Words cannot express how truly proud I am of my oldest daughter. Bailey was diagnosed with a tumor called an Acustic Neuroma. This tumor is on the right side of Bailey's auditory nerve....This nerve also controls the muscles on the right side of the face.
For the last 7 months, we have gone through somewhat of a roller coaster with what would be the best treatment and have been left feeling extremely helpless.
The doctors in Spokane were ready to slice and dice and remove the tumor...but the doctors in in Denver, are taking a conservative route, which makes me wonder who is "right".

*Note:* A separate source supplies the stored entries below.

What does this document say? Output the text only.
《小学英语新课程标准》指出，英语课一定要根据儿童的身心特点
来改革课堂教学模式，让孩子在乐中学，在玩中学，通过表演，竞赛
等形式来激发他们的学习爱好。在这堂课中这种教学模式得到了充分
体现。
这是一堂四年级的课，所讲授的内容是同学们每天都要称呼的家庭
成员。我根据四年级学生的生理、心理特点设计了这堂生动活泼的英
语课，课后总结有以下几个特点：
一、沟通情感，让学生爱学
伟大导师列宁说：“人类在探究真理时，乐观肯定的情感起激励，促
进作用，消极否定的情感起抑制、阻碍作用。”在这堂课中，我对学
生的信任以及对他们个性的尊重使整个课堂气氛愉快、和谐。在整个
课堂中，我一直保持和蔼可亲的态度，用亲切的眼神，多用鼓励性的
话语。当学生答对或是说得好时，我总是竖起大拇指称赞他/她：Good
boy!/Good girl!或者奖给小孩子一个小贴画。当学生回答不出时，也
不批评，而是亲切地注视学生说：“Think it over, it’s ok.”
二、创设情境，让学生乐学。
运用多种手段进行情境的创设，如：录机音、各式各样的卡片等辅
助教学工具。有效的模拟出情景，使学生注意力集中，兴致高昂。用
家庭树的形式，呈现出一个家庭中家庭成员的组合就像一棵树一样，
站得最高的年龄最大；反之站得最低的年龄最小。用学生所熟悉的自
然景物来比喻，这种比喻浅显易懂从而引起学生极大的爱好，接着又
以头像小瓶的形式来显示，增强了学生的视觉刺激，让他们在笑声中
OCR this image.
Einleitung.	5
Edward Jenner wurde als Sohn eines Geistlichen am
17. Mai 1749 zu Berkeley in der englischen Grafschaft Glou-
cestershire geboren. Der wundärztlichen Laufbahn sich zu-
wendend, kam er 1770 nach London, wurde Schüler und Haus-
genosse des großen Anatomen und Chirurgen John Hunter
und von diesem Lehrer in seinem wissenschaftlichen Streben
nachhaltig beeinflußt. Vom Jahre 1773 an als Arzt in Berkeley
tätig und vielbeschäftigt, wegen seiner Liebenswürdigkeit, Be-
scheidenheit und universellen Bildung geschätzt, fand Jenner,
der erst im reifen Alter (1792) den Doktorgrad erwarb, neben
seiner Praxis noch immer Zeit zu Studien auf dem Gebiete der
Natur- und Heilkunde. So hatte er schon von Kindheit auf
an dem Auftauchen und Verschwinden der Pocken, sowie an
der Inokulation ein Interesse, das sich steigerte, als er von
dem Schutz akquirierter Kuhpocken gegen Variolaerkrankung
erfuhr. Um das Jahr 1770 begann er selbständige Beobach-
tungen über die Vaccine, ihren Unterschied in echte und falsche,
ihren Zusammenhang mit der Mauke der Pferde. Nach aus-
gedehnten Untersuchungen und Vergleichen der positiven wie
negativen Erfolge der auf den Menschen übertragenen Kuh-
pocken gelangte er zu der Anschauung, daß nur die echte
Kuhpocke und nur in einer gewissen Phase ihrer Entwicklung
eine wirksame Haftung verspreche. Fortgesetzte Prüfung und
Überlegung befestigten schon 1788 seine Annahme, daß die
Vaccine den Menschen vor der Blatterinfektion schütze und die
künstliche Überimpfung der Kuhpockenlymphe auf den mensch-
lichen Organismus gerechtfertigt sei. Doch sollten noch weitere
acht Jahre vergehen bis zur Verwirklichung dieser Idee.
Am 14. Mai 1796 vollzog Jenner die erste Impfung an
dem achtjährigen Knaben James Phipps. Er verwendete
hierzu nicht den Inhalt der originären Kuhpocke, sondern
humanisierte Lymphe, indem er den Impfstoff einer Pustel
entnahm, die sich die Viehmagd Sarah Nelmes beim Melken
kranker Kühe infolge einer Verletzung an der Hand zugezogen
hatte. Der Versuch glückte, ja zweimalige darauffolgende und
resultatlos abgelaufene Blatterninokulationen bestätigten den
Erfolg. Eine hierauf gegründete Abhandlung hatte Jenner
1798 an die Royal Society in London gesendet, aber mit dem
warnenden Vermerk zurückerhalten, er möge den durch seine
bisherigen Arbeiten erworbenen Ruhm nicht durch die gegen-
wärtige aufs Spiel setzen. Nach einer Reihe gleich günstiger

Bailey had her MRI this week, which showed changes and growth of the tumor. I expected these changes, but hearing them made me sick. Bailey has also been complaining about dizziness and hearing loss ( a sign that this tumor is pressing on the nerve )
We have a complete hearing test scheduled in which Bailey tells me she knows she will fail. She has lost almost all hearing in her right ear and when you add the dizziness to that, we were sent up to the Oncology and blood disorder floor, to meet with Dr. Rush and her surgical team.
Riding the elevator to the cancer ward always sends me into feelings that both overwhelm me and confuse me. NF is NOT cancer. Bailey's tumor is NOT malignant. But the doctors are going to treat it, as if it is.
The surgical team explained to me again, how complicated this type of tumor could be...and how surgery could do permanent damage that would be devastating to a young, growing teenager.
If the hearing test confirms hearing has been affected (which we already know that it has) Bailey will be started on chemotherapy.
I saw Bailey cringe when the doctor mentioned this. While we were waiting to see the doctor, we met a family who was walking around with their 2 yr old daughter. The little girl was so cute and sported a bald head....and was very obviously going through her battle with cancer.
As we finished up with the doctor, Bailey asked me about chemo and told me she didn't want it...didn't want to lose her hair....and asked why the doctors just couldn't cut the tumor out. I was confused too. This was the first time chemo had been brought up for Bailey...so why now?
This stupid NF. I'm angry at it. How dare it try to beat us! While I am angry at NF, I am also thankful (weird I know) I am thankful because I know that there are parents out there who are dealing with more severe issues with their children.
As we were walking out of the hospital, Bailey says to me...."As much as I don't want chemo, or surgery....I know that I will be okay." She is so amazing. I know she is scared about all that is happening, but her strength shines through...and it is her strength that will pull her through this.
If that doesn't make you want to THRIVE, I don't know what will.